Before I received Christ, I was someone who always believed that there was a higher being, but never really explored and wasn’t really keen in finding out more. I was happy where I was, and only reached out to the higher being when I needed help. I didn’t really have a purpose in life. So I lived according to what my parents wanted for me, and strived to make them proud, kind of the “good girl, good daughter” vibe.
I would say that my Christian journey started in my first year of university. Four years ago, I was brought to church by a friend. She invited me to come for the Good Friday service and afterwards, she went on asking me to come along to church for the next few months. Initially, I went to church because she asked me to, and I had problems saying “no” to people. I remember hardening my heart, telling myself not to believe in the Christian faith and not to spend too much time with people at church. Because of this, I would usually head straight home after church. But over time, I did see the Lord working in me and softening my heart. I began exploring more and asking more questions, and these questions were slowly answered through conversations with people. But conversations with people alone did not help me to trust that the Lord is real. It was my experience with the Lord and how He had been working in my life, that allowed me to confidently say that: yes, God is real!

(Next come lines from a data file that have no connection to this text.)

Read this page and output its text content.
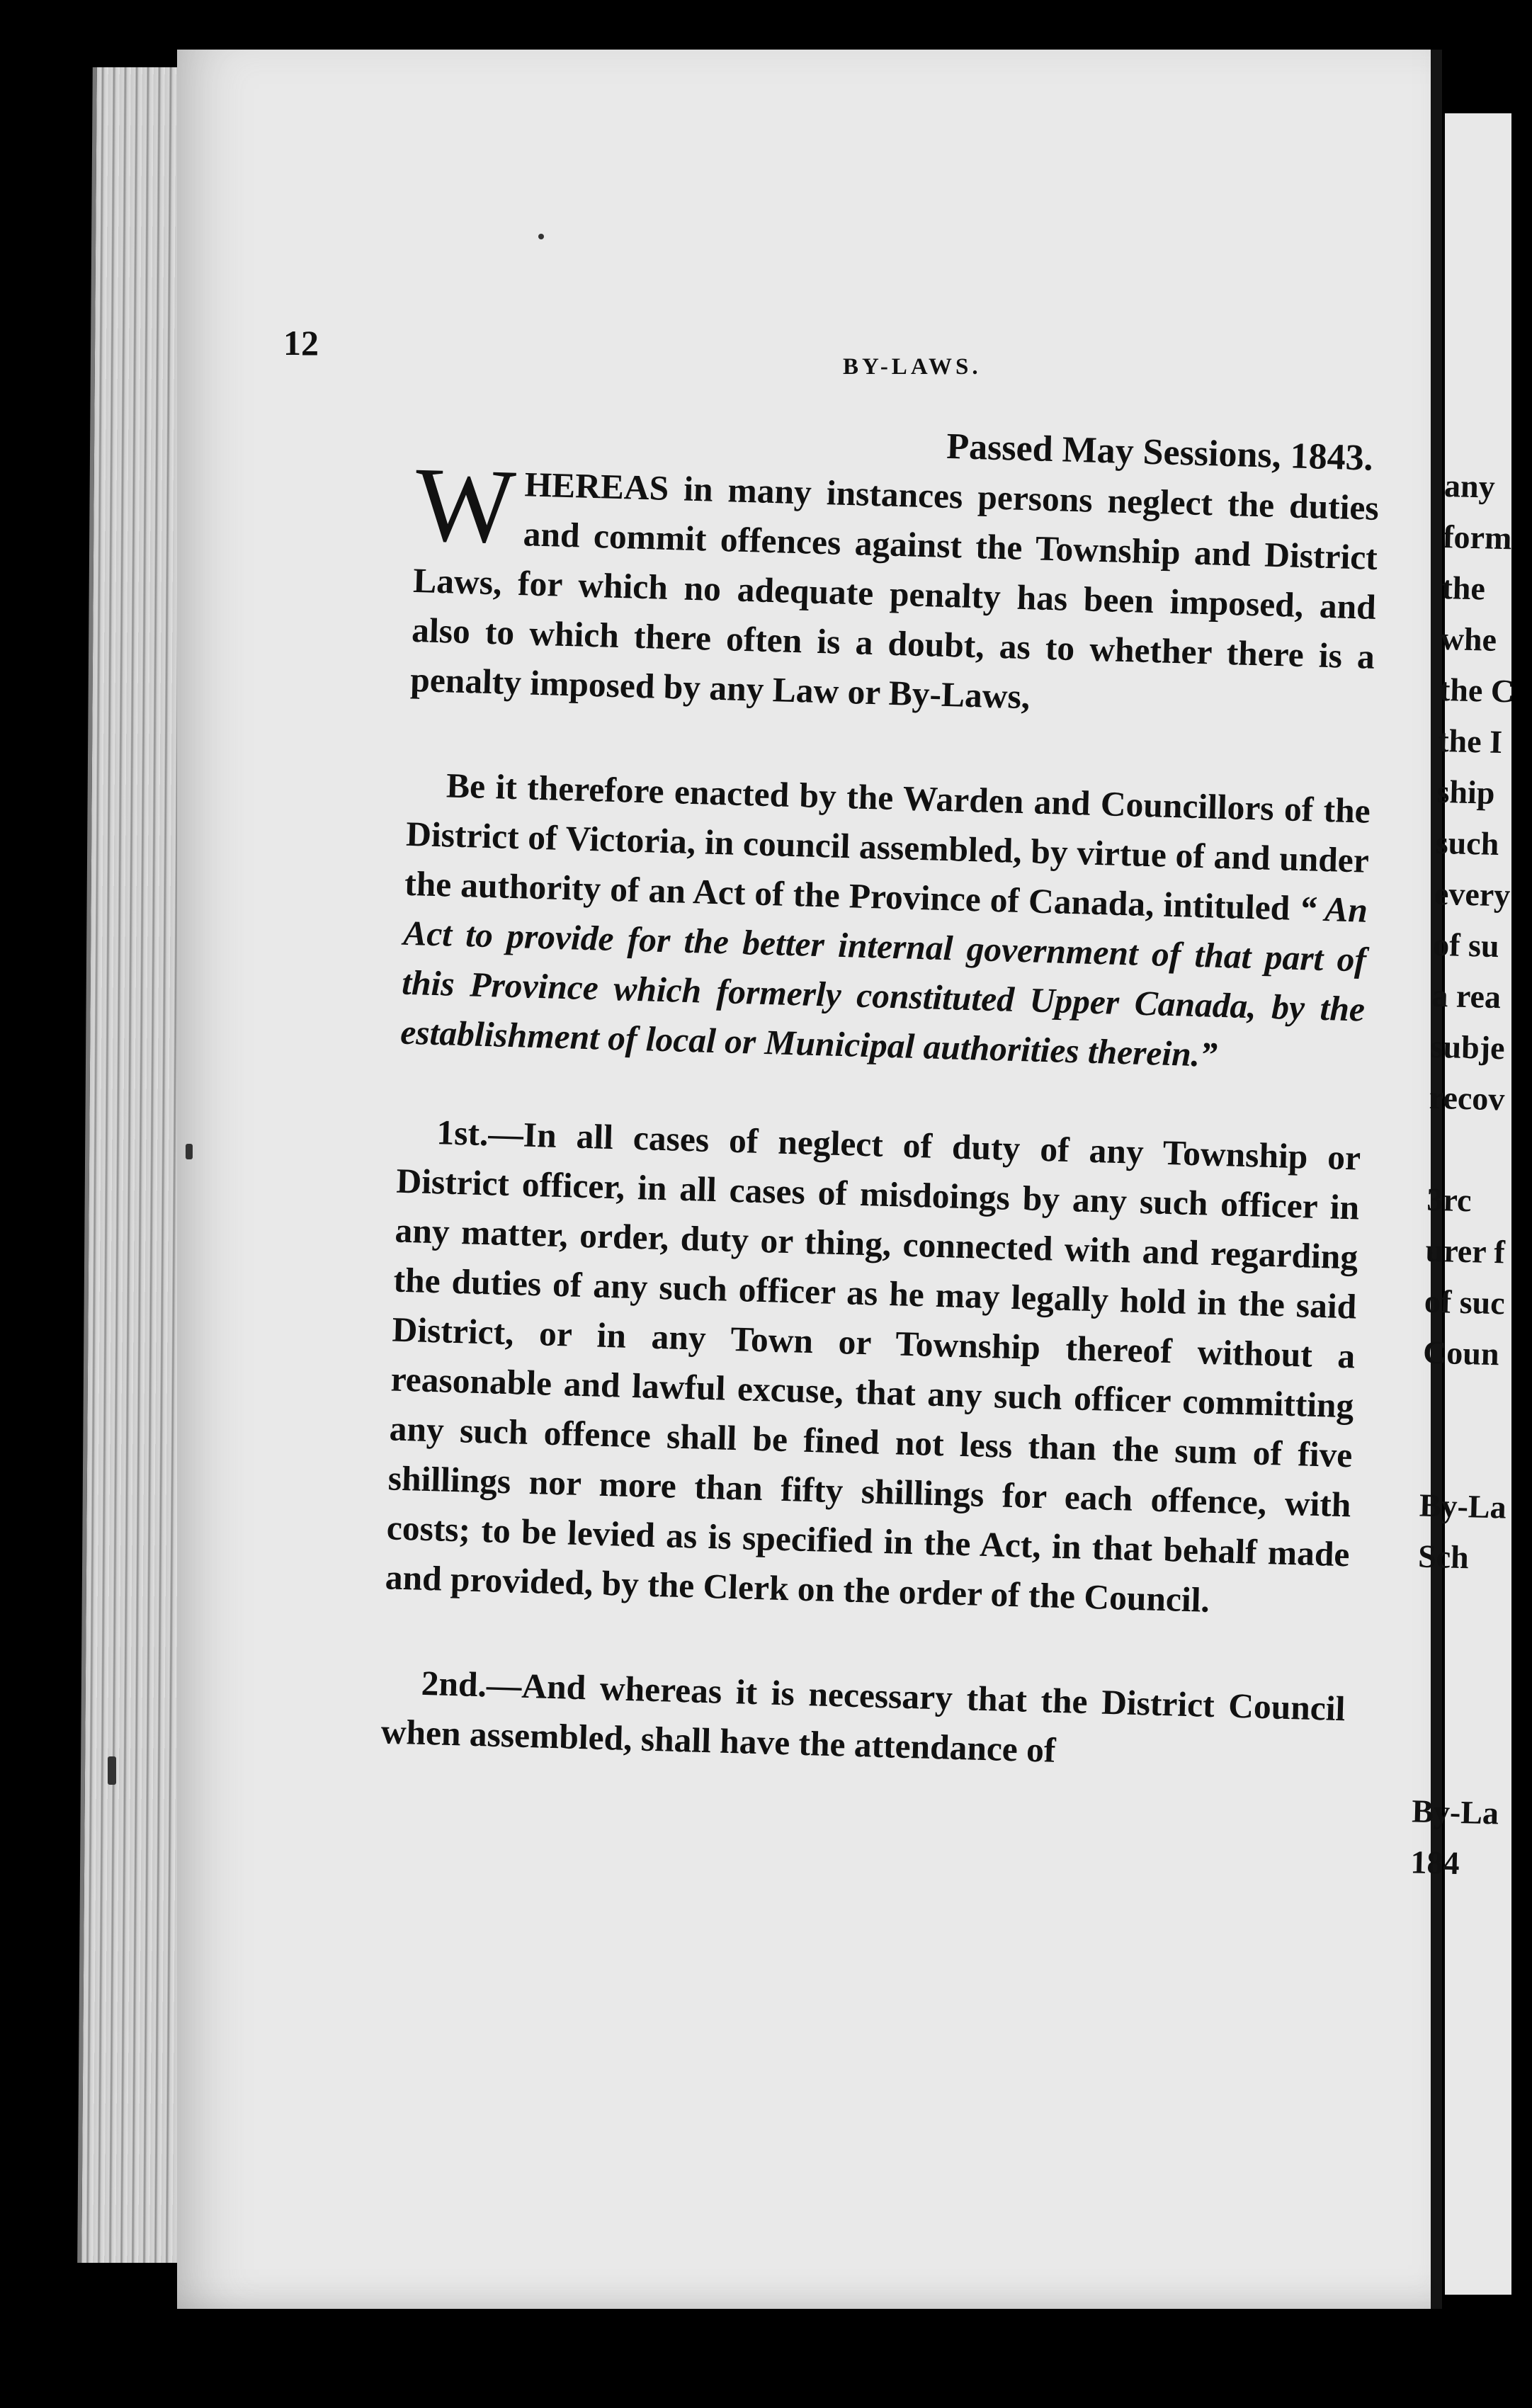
12
BY-LAWS.
Passed May Sessions, 1843.

WHEREAS in many instances persons neglect the duties and commit offences against the Township and District Laws, for which no adequate penalty has been imposed, and also to which there often is a doubt, as to whether there is a penalty imposed by any Law or By-Laws,

Be it therefore enacted by the Warden and Councillors of the District of Victoria, in council assembled, by virtue of and under the authority of an Act of the Province of Canada, intituled “ An Act to provide for the better internal government of that part of this Province which formerly constituted Upper Canada, by the establishment of local or Municipal authorities therein.”

1st.—In all cases of neglect of duty of any Township or District officer, in all cases of misdoings by any such officer in any matter, order, duty or thing, connected with and regarding the duties of any such officer as he may legally hold in the said District, or in any Town or Township thereof without a reasonable and lawful excuse, that any such officer committing any such offence shall be fined not less than the sum of five shillings nor more than fifty shillings for each offence, with costs; to be levied as is specified in the Act, in that behalf made and provided, by the Clerk on the order of the Council.

2nd.—And whereas it is necessary that the District Council when assembled, shall have the attendance of

any
form
the
whe
the C
the I
ship
such
every
of su
a rea
subje
recov
3rc
urer f
of suc
Coun
By-La
Sch
By-La
184
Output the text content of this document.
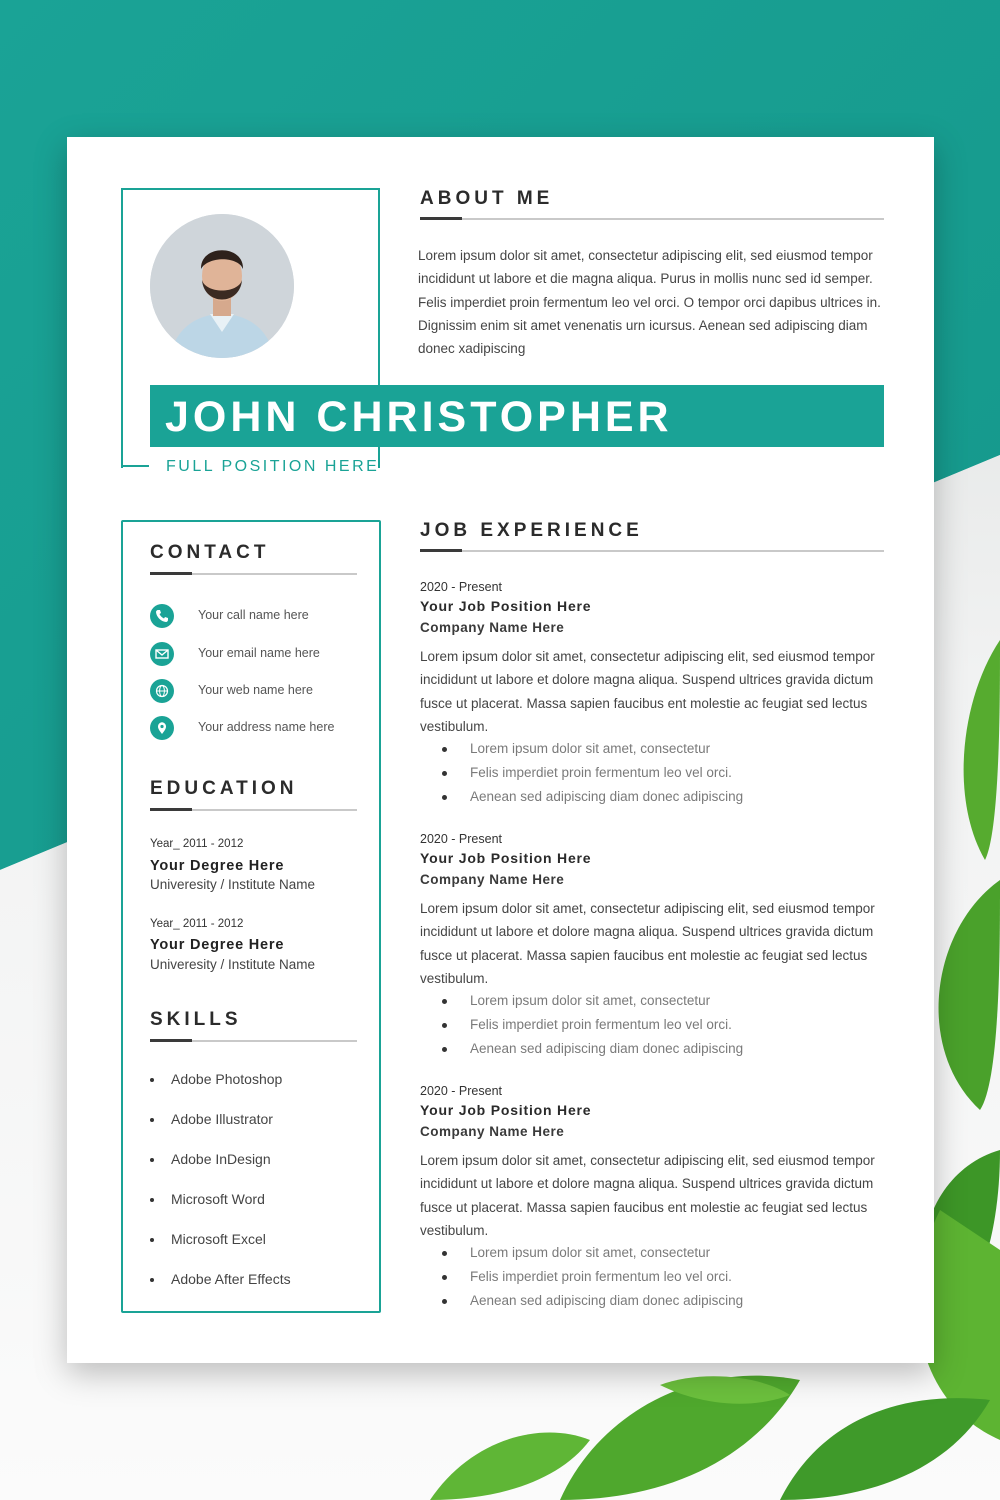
ABOUT ME
Lorem ipsum dolor sit amet, consectetur adipiscing elit, sed eiusmod tempor incididunt ut labore et die magna aliqua. Purus in mollis nunc sed id semper. Felis imperdiet proin fermentum leo vel orci. O tempor orci dapibus ultrices in. Dignissim enim sit amet venenatis urn icursus. Aenean sed adipiscing diam donec xadipiscing
JOHN CHRISTOPHER
FULL POSITION HERE
CONTACT
Your call name here
Your email name here
Your web name here
Your address name here
EDUCATION
Year_ 2011 - 2012
Your Degree Here
Univeresity / Institute Name
Year_ 2011 - 2012
Your Degree Here
Univeresity / Institute Name
SKILLS
Adobe Photoshop
Adobe Illustrator
Adobe InDesign
Microsoft Word
Microsoft Excel
Adobe After Effects
JOB EXPERIENCE
2020 - Present
Your Job Position Here
Company Name Here
Lorem ipsum dolor sit amet, consectetur adipiscing elit, sed eiusmod tempor incididunt ut labore et dolore magna aliqua. Suspend ultrices gravida dictum fusce ut placerat. Massa sapien faucibus ent molestie ac feugiat sed lectus vestibulum.
Lorem ipsum dolor sit amet, consectetur
Felis imperdiet proin fermentum leo vel orci.
Aenean sed adipiscing diam donec adipiscing
2020 - Present
Your Job Position Here
Company Name Here
Lorem ipsum dolor sit amet, consectetur adipiscing elit, sed eiusmod tempor incididunt ut labore et dolore magna aliqua. Suspend ultrices gravida dictum fusce ut placerat. Massa sapien faucibus ent molestie ac feugiat sed lectus vestibulum.
Lorem ipsum dolor sit amet, consectetur
Felis imperdiet proin fermentum leo vel orci.
Aenean sed adipiscing diam donec adipiscing
2020 - Present
Your Job Position Here
Company Name Here
Lorem ipsum dolor sit amet, consectetur adipiscing elit, sed eiusmod tempor incididunt ut labore et dolore magna aliqua. Suspend ultrices gravida dictum fusce ut placerat. Massa sapien faucibus ent molestie ac feugiat sed lectus vestibulum.
Lorem ipsum dolor sit amet, consectetur
Felis imperdiet proin fermentum leo vel orci.
Aenean sed adipiscing diam donec adipiscing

After I became a Christian, I would say that I was greatly humbled by the Lord. I used to try my best to be that ideal daughter for my parents, and that was where I found my identity. I used to seek approval from friends, and that was where I found my worth. Now, my identity and anchor has changed. I find my identity in Christ alone, and He is my firm foundation. I know that my worth is found in Christ alone. I no longer need to please people but strive to live for God, and to love and serve His people. I still see myself falling short of so many things, but learn to depend more and more on the Lord through prayer.
He opened my eyes and helped me see that the world isn’t as good and perfect as I thought it was. I see how people, and even myself, have rejected God, and just how undeserving we are of His grace. Yet God showed us His love and mercy by sending Jesus to die for us on the cross. For my non-believing friends, the idea of ‘grace’ might seem a bit foreign. Imagine this scenario, a judge walks into a courtroom and sees that the offender he is going to judge is his friend. What is he going to do? He needs to uphold justice, but he also loves his friend. So he punished the offender with a fine, but paid it for him instead. The offender did nothing to deserve that grace from the judge, but it is paid freely out of love by the judge. This probably isn’t the perfect analogy to be compared with God, but it helped me to understand the depth of His love for us that He came down as man to pay for our wrongs.
I thank God for blessing me with the Gracepoint community and my university small group to grow in. I thank God for the conversations I had with people around me. I thank God for working in me and giving me a new heart that wants to live for Him.
Final summary to my brothers and sisters in Christ. Not only do we need to live out the Christian life, but also speak about it. I was brought into this faith because someone told me about the Gospel. I might not have responded to it straight away when I first heard it, but trust in the word of the Lord that it would produce fruit according to His own time. May this be an encouragement to you to take up the courage to share the good news or simply have a conversation with someone.
As for my dear friends who has yet to place their faith in Christ, this is my story of how I came to Christ. I would encourage you to pause and ponder, how has the Lord been working in your life, and where do you stand with God?